From biting to engulfment: curvature-actin coupling controls phagocytosis of soft, deformable targets

TL;DR

This study introduces a Monte Carlo membrane simulation framework to explore how the mechanical properties of soft, deformable targets influence phagocytosis, revealing distinct regimes of engulfment and displacement relevant to immune responses.

Contribution

The paper develops a novel simulation approach to model phagocytosis involving flexible membranes, highlighting the role of target deformability in determining engulfment outcomes.

Findings

Identified three mechanical regimes: biting, pushing, and full engulfment.

Demonstrated that membrane tension influences transition between regimes.

Supported simulation results with experiments on GUVs and lymphoma cells.

Abstract

Phagocytosis is a fundamental process of the innate immune system, yet the physical determinants that govern the engulfment of soft, deformable targets remain poorly understood.

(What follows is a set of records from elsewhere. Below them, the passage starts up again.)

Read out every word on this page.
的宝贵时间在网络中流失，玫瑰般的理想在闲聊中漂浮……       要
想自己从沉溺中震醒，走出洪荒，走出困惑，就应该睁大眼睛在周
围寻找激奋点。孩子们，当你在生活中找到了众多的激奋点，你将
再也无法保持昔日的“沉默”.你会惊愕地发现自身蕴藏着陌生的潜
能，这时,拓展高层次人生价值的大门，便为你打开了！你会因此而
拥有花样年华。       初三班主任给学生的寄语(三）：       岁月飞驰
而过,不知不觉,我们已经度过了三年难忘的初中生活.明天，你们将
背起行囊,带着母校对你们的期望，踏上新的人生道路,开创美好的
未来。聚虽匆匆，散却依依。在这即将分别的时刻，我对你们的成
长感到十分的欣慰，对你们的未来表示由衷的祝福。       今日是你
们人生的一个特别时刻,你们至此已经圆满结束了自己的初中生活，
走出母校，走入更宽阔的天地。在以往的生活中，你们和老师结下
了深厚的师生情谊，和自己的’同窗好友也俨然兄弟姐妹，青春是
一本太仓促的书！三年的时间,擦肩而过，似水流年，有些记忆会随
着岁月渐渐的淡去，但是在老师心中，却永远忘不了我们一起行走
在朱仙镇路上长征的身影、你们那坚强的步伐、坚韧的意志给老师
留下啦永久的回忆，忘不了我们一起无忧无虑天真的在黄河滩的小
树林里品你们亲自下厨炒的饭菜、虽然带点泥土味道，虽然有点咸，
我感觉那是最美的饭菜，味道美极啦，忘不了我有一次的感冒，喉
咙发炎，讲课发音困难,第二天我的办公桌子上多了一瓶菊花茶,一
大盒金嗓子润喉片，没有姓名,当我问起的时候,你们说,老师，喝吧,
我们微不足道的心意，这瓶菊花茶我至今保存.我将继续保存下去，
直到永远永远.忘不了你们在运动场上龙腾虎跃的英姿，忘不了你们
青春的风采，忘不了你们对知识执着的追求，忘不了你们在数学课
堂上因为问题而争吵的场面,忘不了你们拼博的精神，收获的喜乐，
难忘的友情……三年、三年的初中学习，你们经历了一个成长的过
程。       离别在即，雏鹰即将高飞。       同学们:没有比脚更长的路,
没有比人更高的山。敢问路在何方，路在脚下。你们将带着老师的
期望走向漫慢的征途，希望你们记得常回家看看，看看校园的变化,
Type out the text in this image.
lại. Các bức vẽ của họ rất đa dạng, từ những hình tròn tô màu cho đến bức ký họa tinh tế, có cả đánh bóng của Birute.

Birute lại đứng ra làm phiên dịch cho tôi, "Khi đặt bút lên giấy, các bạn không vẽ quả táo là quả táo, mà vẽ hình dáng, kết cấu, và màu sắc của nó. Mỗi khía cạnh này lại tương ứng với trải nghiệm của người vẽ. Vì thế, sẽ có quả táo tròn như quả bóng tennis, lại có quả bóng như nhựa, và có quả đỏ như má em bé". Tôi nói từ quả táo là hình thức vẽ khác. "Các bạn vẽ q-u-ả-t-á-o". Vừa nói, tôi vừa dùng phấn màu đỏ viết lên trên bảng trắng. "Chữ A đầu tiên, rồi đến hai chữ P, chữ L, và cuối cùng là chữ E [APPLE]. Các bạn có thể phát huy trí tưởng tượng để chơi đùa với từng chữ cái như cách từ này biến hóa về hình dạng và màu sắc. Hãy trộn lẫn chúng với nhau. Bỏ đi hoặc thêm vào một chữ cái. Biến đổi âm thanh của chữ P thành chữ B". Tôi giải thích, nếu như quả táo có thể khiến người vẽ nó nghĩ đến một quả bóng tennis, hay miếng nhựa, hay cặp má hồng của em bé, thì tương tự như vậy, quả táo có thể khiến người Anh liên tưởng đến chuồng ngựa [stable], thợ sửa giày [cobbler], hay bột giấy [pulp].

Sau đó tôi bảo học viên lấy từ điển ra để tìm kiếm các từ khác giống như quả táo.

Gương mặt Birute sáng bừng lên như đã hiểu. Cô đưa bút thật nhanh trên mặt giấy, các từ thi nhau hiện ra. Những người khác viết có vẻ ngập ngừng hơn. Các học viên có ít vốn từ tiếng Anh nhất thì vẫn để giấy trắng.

Existing theoretical models typically approximate targets as rigid particles, overlooking the fact that both immune cells and many biological targets undergo significant membrane deformation during contact. Here, we develop a Monte Carlo-based membrane simulation framework to model the interactions of multiple vesicles, enabling us to explore phagocytosis-like processes in systems where both the phagocyte and the target possess flexible, thermally fluctuating membranes. We first validate our approach against established observations for the engulfment of rigid objects. We then investigate how the mechanical properties of a soft target -- specifically membrane bending rigidity govern the outcome of phagocytic interactions. Our simulations reveal three distinct mechanical regimes: (i) biting or trogocytosis, in which the phagocyte extracts a portion of the target vesicle; (ii) pushing, where the target is displaced rather than engulfed; and (iii) full engulfment, in which the target is completely internalized. Increasing membrane tension via internal pressure produces analogous transitions, demonstrating a unified mechanical origin for these behaviours. Qualitative comparison with experiments involving Giant Unilamellar Vesicles (GUVs, deformable microparticles) and lymphoma cells supports the relevance of these regimes to biological phagocytosis. Together, these results highlight how target deformability fundamentally shapes phagocytic success and suggest that immune cells may exploit mechanical cues to recognize among different classes of soft targets.